2011 CURATEcamp Hackfest Ideas

Revision as of 14:50, 7 February 2011 by 140.182.249.229 (Talk)

Revision as of 14:50, 7 February 2011 by 140.182.249.229 (Talk)

Allright Coders, Hackers, and Groupies! It's time to submit your ideas here (or by sending them directly to the address in the email you received). All proposals to be revealed at 9am February 7th at CURATEcamp Hackfest in the Frangipani room.

We also have a Google Group: http://groups.google.com/group/code4lib2011-hackfest

Let's keep it FIFO - so the first idea added stays on top :)

Please include a title and description, eg:

10000 Monkeys Digital Solr Network (10kMDSN) - The idea here is to describe your idea in such a way to get as many monkeys to help out with your idea as possible. And a really cool acronym is (almost) mandatory. URLs are good as are git repos, google groups, etc.

Vufind WorldCat Terminologies Recommender Module Mod (VWT-RM2)

I don't know if this would appeal to other attendees, but, as a Solr/ VuFind enthusiast, one suggestion I have is to further develop Demian Katz's WorldCat Terminologies recommender module [1] . For example, find a way to filter out references to terms for which the local library has no associated items (and thereby avoid blind alleys) or even redirect users to an ILL request form.

[1] http://www.oclc.org/developer/videos/worldcat-identities-and-terminology-services-vufind

A/V Engine / or any GAE django-nonrel I (@tingletech) have been playing with django on google app engine, trying to put together something better than a spreadsheet for an A/V digitization and preservation project. It is based on PB Core. I could show people how to check out the code and get it running locally on app engine.

something with graph databases I (@tingletech) have been playing with loading the social graph from SNAC into a graph processing stack.

I'll have the SNAC data in a graphML file, which can be loaded into variety of graph databases and tools.

CDL Microservices and Ruby There is already existing work implementing the CDL microservices specs in Ruby. How can these pieces be pulled together? Which libraries may need some attention?

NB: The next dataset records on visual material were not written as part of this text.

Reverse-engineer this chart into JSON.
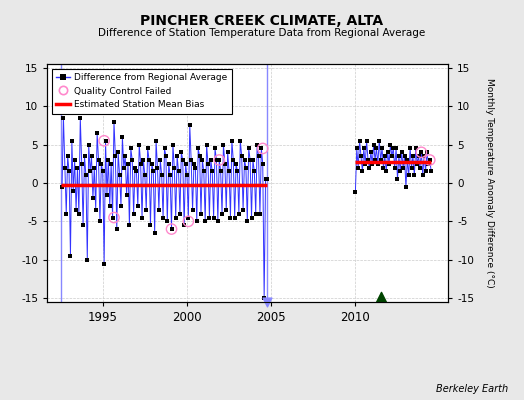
{
  "title": "PINCHER CREEK CLIMATE, ALTA",
  "subtitle": "Difference of Station Temperature Data from Regional Average",
  "ylabel": "Monthly Temperature Anomaly Difference (°C)",
  "ylim": [
    -15.5,
    15.5
  ],
  "xlim": [
    1991.7,
    2015.5
  ],
  "xticks": [
    1995,
    2000,
    2005,
    2010
  ],
  "yticks": [
    -15,
    -10,
    -5,
    0,
    5,
    10,
    15
  ],
  "background_color": "#e8e8e8",
  "plot_bg_color": "#ffffff",
  "segment1_bias": -0.3,
  "segment2_bias": 2.8,
  "segment1_start": 1992.5,
  "segment1_end": 2004.75,
  "segment2_start": 2010.0,
  "segment2_end": 2014.5,
  "vline1_x": 1992.5,
  "vline2_x": 2004.75,
  "record_gap_x": 2011.5,
  "record_gap_y": -14.8,
  "data1_x": [
    1992.583,
    1992.667,
    1992.75,
    1992.833,
    1992.917,
    1993.0,
    1993.083,
    1993.167,
    1993.25,
    1993.333,
    1993.417,
    1993.5,
    1993.583,
    1993.667,
    1993.75,
    1993.833,
    1993.917,
    1994.0,
    1994.083,
    1994.167,
    1994.25,
    1994.333,
    1994.417,
    1994.5,
    1994.583,
    1994.667,
    1994.75,
    1994.833,
    1994.917,
    1995.0,
    1995.083,
    1995.167,
    1995.25,
    1995.333,
    1995.417,
    1995.5,
    1995.583,
    1995.667,
    1995.75,
    1995.833,
    1995.917,
    1996.0,
    1996.083,
    1996.167,
    1996.25,
    1996.333,
    1996.417,
    1996.5,
    1996.583,
    1996.667,
    1996.75,
    1996.833,
    1996.917,
    1997.0,
    1997.083,
    1997.167,
    1997.25,
    1997.333,
    1997.417,
    1997.5,
    1997.583,
    1997.667,
    1997.75,
    1997.833,
    1997.917,
    1998.0,
    1998.083,
    1998.167,
    1998.25,
    1998.333,
    1998.417,
    1998.5,
    1998.583,
    1998.667,
    1998.75,
    1998.833,
    1998.917,
    1999.0,
    1999.083,
    1999.167,
    1999.25,
    1999.333,
    1999.417,
    1999.5,
    1999.583,
    1999.667,
    1999.75,
    1999.833,
    1999.917,
    2000.0,
    2000.083,
    2000.167,
    2000.25,
    2000.333,
    2000.417,
    2000.5,
    2000.583,
    2000.667,
    2000.75,
    2000.833,
    2000.917,
    2001.0,
    2001.083,
    2001.167,
    2001.25,
    2001.333,
    2001.417,
    2001.5,
    2001.583,
    2001.667,
    2001.75,
    2001.833,
    2001.917,
    2002.0,
    2002.083,
    2002.167,
    2002.25,
    2002.333,
    2002.417,
    2002.5,
    2002.583,
    2002.667,
    2002.75,
    2002.833,
    2002.917,
    2003.0,
    2003.083,
    2003.167,
    2003.25,
    2003.333,
    2003.417,
    2003.5,
    2003.583,
    2003.667,
    2003.75,
    2003.833,
    2003.917,
    2004.0,
    2004.083,
    2004.167,
    2004.25,
    2004.333,
    2004.417,
    2004.5,
    2004.583,
    2004.667,
    2004.75
  ],
  "data1_y": [
    -0.5,
    8.5,
    2.0,
    -4.0,
    3.5,
    1.5,
    -9.5,
    5.5,
    -1.0,
    3.0,
    -3.5,
    2.0,
    -4.0,
    8.5,
    2.5,
    -5.5,
    3.5,
    1.0,
    -10.0,
    5.0,
    1.5,
    3.5,
    -2.0,
    2.0,
    -3.5,
    6.5,
    3.0,
    -5.0,
    2.5,
    1.5,
    -10.5,
    5.5,
    -1.5,
    3.0,
    -3.0,
    2.5,
    -4.5,
    8.0,
    3.5,
    -6.0,
    4.0,
    1.0,
    -3.0,
    6.0,
    2.0,
    3.5,
    -1.5,
    2.5,
    -5.5,
    4.5,
    3.0,
    -4.0,
    2.0,
    1.5,
    -3.0,
    5.0,
    2.5,
    -4.5,
    3.0,
    1.0,
    -3.5,
    4.5,
    3.0,
    -5.5,
    2.5,
    1.5,
    -6.5,
    5.5,
    2.0,
    -3.5,
    3.0,
    1.0,
    -4.5,
    4.5,
    3.5,
    -5.0,
    2.5,
    1.0,
    -6.0,
    5.0,
    2.0,
    -4.5,
    3.5,
    1.5,
    -4.0,
    4.0,
    3.0,
    -5.5,
    2.5,
    1.0,
    -4.5,
    7.5,
    3.0,
    -3.5,
    2.5,
    2.0,
    -5.0,
    4.5,
    3.5,
    -4.0,
    3.0,
    1.5,
    -5.0,
    5.0,
    2.5,
    -4.5,
    3.0,
    1.5,
    -4.5,
    4.5,
    3.0,
    -5.0,
    3.0,
    1.5,
    -4.0,
    5.0,
    2.5,
    -3.5,
    4.0,
    1.5,
    -4.5,
    5.5,
    3.0,
    -4.5,
    2.5,
    1.5,
    -4.0,
    5.5,
    3.5,
    -3.5,
    3.0,
    2.0,
    -5.0,
    4.5,
    3.0,
    -4.5,
    3.0,
    1.5,
    -4.0,
    5.0,
    3.5,
    -4.0,
    4.5,
    2.5,
    -15.0,
    0.5,
    0.5
  ],
  "data2_x": [
    2010.0,
    2010.083,
    2010.167,
    2010.25,
    2010.333,
    2010.417,
    2010.5,
    2010.583,
    2010.667,
    2010.75,
    2010.833,
    2010.917,
    2011.0,
    2011.083,
    2011.167,
    2011.25,
    2011.333,
    2011.417,
    2011.5,
    2011.583,
    2011.667,
    2011.75,
    2011.833,
    2011.917,
    2012.0,
    2012.083,
    2012.167,
    2012.25,
    2012.333,
    2012.417,
    2012.5,
    2012.583,
    2012.667,
    2012.75,
    2012.833,
    2012.917,
    2013.0,
    2013.083,
    2013.167,
    2013.25,
    2013.333,
    2013.417,
    2013.5,
    2013.583,
    2013.667,
    2013.75,
    2013.833,
    2013.917,
    2014.0,
    2014.083,
    2014.167,
    2014.25,
    2014.333,
    2014.417,
    2014.5
  ],
  "data2_y": [
    -1.2,
    4.5,
    2.0,
    5.5,
    3.5,
    1.5,
    4.5,
    2.5,
    5.5,
    3.0,
    2.0,
    4.0,
    2.5,
    5.0,
    3.0,
    4.5,
    2.5,
    5.5,
    3.0,
    4.5,
    2.0,
    3.5,
    1.5,
    4.0,
    2.5,
    5.0,
    3.5,
    4.5,
    2.0,
    4.5,
    0.5,
    3.5,
    1.5,
    4.0,
    2.0,
    3.5,
    -0.5,
    3.0,
    1.0,
    4.5,
    2.0,
    3.5,
    1.0,
    4.5,
    2.5,
    3.5,
    2.0,
    4.0,
    1.0,
    3.5,
    1.5,
    4.0,
    2.5,
    3.0,
    1.5
  ],
  "qc_x": [
    1995.083,
    1995.667,
    1999.083,
    2000.083,
    2001.917,
    2004.5,
    2013.917,
    2014.417
  ],
  "qc_y": [
    5.5,
    -4.5,
    -6.0,
    -5.0,
    3.0,
    4.5,
    4.0,
    3.0
  ],
  "line_color": "#3333ff",
  "dot_color": "#000000",
  "bias_color": "#ff0000",
  "qc_color": "#ff88cc",
  "vline_color": "#8888ff",
  "record_gap_color": "#004400"
}
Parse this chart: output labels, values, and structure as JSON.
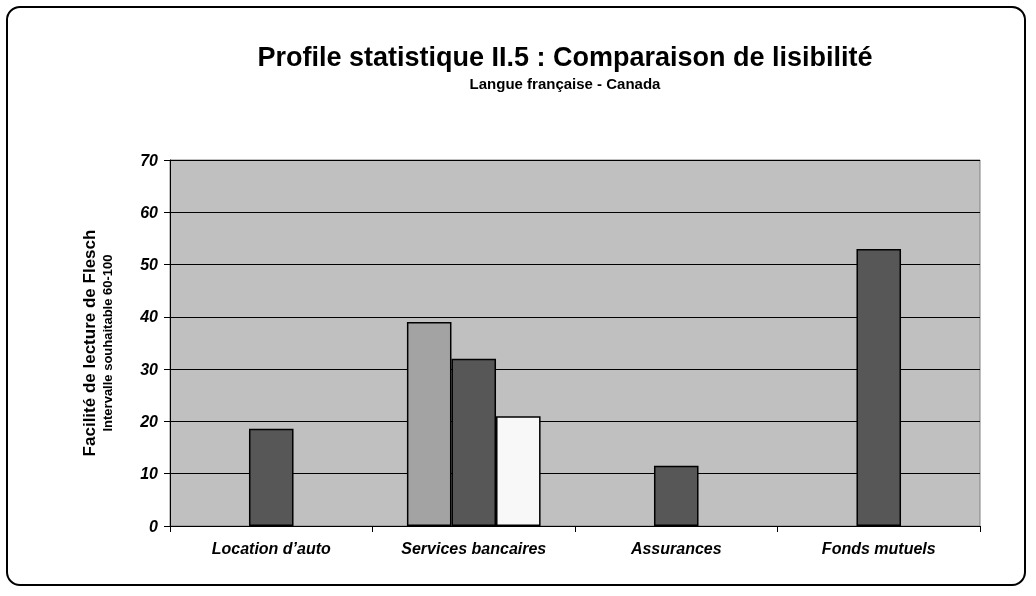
{
  "chart_data": {
    "type": "bar",
    "title": "Profile statistique II.5 : Comparaison de lisibilité",
    "subtitle": "Langue française - Canada",
    "ylabel": "Facilité de lecture de Flesch\nIntervalle souhaitable 60-100",
    "categories": [
      "Location d’auto",
      "Services bancaires",
      "Assurances",
      "Fonds mutuels"
    ],
    "series": [
      {
        "color": "#a3a3a3",
        "values": [
          null,
          39,
          null,
          null
        ]
      },
      {
        "color": "#575757",
        "values": [
          18.6,
          32,
          11.5,
          53
        ]
      },
      {
        "color": "#f8f8f8",
        "values": [
          null,
          21,
          null,
          null
        ]
      }
    ],
    "ylim": [
      0,
      70
    ],
    "yticks": [
      0,
      10,
      20,
      30,
      40,
      50,
      60,
      70
    ],
    "grid": "y"
  }
}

Chris Beer's work implementing many of the CDL specs: [1] CDL's Orchard for Pairtree: [2] Other libraries?

Statistics Microservice Create a simple Statistics Microservice (perhaps several different statistical microservices) that will keep track of a variety of object-level statistical data such as audits, file types, usage, search terms, relationships, events, growth, etc. Should be able to be output as CSV (or pipe or whatev) so it can easily be imported into popular spreadsheet and database software for visualization and reporting.

Stats with Javascript Graphing Downloading and analyzing in Excel is good. But I'd also be interested in what we can do with Javascript graphing/visualization tools.

Hacking Pre-Ingest Assessment Tools (Solr/Ruby/Python) (@anarchivist) As part of my code4lib presentation I may demo some code that works with Digital Forensics XML and gets it into a Solr index. I've successfully thrown Blacklight on top of it, but want to extend it further, especially in terms of figuring what I can do with it and creating a straightforward UI that will represent directory hierarchies.

HAMR: Human/Authority Metadata Reconciliation A tool for a curator to determine whether the various fields of a metadata record are correct. Takes a metadata record, locates any identifiers (e.g., DOI, PMID). Retrieves a copy of the metadata record from an authoritative source (e.g., CrossRef, PubMed). Displays a human-readable page that compares fields in the initial record with fields in the authoritative record. Each field is color-coded based on how well it matches, so the curator can quickly identify discrepancies.